Voice Adaptation for Swiss German
Samuel Stucki, Jan Deriu, Mark Cieliebak
TL;DR
This work tackles adapting voice adaptation to Swiss German dialects by building a large weakly labeled SRG corpus from Swiss podcasts and fine-tuning XTTS-v2 for Standard German-to-Swiss German speech synthesis. It introduces a complete pipeline—VAD/diarization, Whisper-Large-V3 transcription, and a phoneme-based dialect classifier—to create ~4,979 hours (1.7M samples) of labeled data and train three XTTS-v2 variants. Automated and human evaluations show that models trained on SRG data can render dialects with high intelligibility and speaker similarity, though distribution mismatch can affect Short-text performance; Zurich remains challenging for dialect labeling.

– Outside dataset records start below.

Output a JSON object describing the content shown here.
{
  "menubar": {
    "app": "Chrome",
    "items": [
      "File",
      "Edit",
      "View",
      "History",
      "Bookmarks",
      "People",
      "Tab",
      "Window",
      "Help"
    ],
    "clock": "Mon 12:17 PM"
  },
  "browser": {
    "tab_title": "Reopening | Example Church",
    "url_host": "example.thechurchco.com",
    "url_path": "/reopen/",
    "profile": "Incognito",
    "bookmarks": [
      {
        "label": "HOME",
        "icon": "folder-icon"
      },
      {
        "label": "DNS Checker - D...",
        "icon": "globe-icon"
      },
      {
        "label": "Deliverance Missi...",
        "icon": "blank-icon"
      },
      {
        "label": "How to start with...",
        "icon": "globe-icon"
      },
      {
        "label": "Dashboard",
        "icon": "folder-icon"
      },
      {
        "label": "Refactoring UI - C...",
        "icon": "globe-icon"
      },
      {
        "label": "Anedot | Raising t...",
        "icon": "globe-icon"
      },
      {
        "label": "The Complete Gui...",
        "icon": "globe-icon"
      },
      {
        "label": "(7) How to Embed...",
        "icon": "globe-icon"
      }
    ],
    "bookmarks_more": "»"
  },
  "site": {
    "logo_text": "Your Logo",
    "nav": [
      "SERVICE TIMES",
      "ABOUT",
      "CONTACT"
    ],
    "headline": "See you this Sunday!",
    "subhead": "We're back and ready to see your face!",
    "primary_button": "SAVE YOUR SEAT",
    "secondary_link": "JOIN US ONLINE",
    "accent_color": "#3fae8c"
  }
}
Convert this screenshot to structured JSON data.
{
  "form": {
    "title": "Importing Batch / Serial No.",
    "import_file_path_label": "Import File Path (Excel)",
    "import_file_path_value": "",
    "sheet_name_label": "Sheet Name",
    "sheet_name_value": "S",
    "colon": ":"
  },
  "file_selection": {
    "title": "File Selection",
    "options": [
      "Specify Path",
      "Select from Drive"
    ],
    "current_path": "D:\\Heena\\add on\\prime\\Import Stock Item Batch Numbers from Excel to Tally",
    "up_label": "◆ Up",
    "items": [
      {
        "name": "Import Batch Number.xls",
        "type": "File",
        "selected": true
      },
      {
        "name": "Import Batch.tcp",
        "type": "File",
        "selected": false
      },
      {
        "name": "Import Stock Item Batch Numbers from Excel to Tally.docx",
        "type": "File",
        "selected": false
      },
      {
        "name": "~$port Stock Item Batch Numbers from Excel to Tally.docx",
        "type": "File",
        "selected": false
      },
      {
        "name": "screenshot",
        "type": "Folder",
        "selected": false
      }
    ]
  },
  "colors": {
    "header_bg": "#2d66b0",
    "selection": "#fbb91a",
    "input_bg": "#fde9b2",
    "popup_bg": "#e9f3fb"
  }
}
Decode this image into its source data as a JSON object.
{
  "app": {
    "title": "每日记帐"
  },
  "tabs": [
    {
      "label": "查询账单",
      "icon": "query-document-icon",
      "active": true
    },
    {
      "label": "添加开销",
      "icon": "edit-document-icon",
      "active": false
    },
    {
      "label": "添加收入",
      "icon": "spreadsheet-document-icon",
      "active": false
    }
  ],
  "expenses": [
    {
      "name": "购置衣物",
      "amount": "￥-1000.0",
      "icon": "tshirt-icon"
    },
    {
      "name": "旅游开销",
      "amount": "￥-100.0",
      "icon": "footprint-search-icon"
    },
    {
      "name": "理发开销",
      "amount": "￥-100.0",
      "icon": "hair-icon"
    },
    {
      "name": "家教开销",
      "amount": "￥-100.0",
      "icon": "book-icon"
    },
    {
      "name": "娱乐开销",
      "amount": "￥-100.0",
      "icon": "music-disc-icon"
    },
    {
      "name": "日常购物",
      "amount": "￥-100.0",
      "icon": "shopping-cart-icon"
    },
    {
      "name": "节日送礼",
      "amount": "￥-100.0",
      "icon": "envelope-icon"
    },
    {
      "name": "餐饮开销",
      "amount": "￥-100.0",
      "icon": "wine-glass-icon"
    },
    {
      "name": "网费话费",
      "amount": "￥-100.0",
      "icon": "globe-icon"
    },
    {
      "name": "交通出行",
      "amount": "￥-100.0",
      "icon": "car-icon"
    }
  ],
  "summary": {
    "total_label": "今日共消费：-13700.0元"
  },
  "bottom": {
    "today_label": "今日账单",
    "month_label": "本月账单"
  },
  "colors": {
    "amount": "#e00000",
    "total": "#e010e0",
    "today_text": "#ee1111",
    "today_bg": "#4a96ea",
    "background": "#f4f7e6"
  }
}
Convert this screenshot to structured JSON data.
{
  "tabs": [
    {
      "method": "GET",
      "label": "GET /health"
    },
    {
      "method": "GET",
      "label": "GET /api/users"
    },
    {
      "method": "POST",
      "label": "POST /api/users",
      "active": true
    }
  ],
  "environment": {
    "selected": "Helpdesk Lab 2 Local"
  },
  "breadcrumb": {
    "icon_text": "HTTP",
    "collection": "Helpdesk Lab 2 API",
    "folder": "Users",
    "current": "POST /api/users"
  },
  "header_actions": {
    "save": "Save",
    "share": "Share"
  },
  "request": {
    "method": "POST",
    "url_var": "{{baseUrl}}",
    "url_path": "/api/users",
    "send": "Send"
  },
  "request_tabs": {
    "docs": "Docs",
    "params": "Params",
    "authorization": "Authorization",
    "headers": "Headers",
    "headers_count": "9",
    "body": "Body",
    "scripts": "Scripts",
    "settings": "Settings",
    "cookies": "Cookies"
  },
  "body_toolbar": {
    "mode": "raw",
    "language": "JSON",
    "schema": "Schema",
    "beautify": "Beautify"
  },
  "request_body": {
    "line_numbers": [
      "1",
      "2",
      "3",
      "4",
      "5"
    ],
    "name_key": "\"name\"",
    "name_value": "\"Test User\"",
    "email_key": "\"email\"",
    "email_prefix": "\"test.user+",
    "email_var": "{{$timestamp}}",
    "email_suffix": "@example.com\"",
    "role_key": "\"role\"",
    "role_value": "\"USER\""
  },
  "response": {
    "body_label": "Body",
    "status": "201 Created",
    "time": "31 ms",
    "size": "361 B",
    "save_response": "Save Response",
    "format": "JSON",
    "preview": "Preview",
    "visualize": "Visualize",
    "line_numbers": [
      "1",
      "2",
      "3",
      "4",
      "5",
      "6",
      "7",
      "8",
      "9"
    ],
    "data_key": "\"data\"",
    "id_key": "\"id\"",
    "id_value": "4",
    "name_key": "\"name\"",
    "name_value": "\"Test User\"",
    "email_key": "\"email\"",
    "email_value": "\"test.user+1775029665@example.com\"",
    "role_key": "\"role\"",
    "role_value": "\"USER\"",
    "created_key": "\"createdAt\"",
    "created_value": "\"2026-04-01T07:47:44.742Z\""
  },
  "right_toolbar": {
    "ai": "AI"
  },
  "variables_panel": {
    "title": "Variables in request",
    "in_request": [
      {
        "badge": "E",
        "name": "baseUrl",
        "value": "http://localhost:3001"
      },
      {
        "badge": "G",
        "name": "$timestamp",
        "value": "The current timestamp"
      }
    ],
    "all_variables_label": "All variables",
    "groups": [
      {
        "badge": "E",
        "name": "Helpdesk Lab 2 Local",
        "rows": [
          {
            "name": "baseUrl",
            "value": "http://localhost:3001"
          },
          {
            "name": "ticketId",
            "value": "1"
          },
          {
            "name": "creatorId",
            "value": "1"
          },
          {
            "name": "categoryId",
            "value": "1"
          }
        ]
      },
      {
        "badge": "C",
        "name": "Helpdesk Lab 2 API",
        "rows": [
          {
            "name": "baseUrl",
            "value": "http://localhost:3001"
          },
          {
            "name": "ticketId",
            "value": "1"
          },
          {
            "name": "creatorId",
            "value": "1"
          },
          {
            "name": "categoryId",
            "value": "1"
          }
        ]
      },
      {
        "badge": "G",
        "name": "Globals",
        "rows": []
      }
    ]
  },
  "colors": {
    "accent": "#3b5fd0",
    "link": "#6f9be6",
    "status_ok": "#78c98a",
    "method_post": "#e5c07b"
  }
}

The results demonstrate a viable path for underrepresented language voice adaptation and point to future gains from improved sentence-based segmentation and dialect-aware training.
Abstract
This work investigates the performance of Voice Adaptation models for Swiss German dialects, i.e., translating Standard German text to Swiss German dialect speech. For this, we preprocess a large dataset of Swiss podcasts, which we automatically transcribe and annotate with dialect classes, yielding approximately 5000 hours of weakly labeled training material. We fine-tune the XTTSv2 model on this dataset and show that it achieves good scores in human and automated evaluations and can correctly render the desired dialect. Our work shows a step towards adapting Voice Cloning technology to underrepresented languages. The resulting model achieves CMOS scores of up to -0.28 and SMOS scores of 3.8.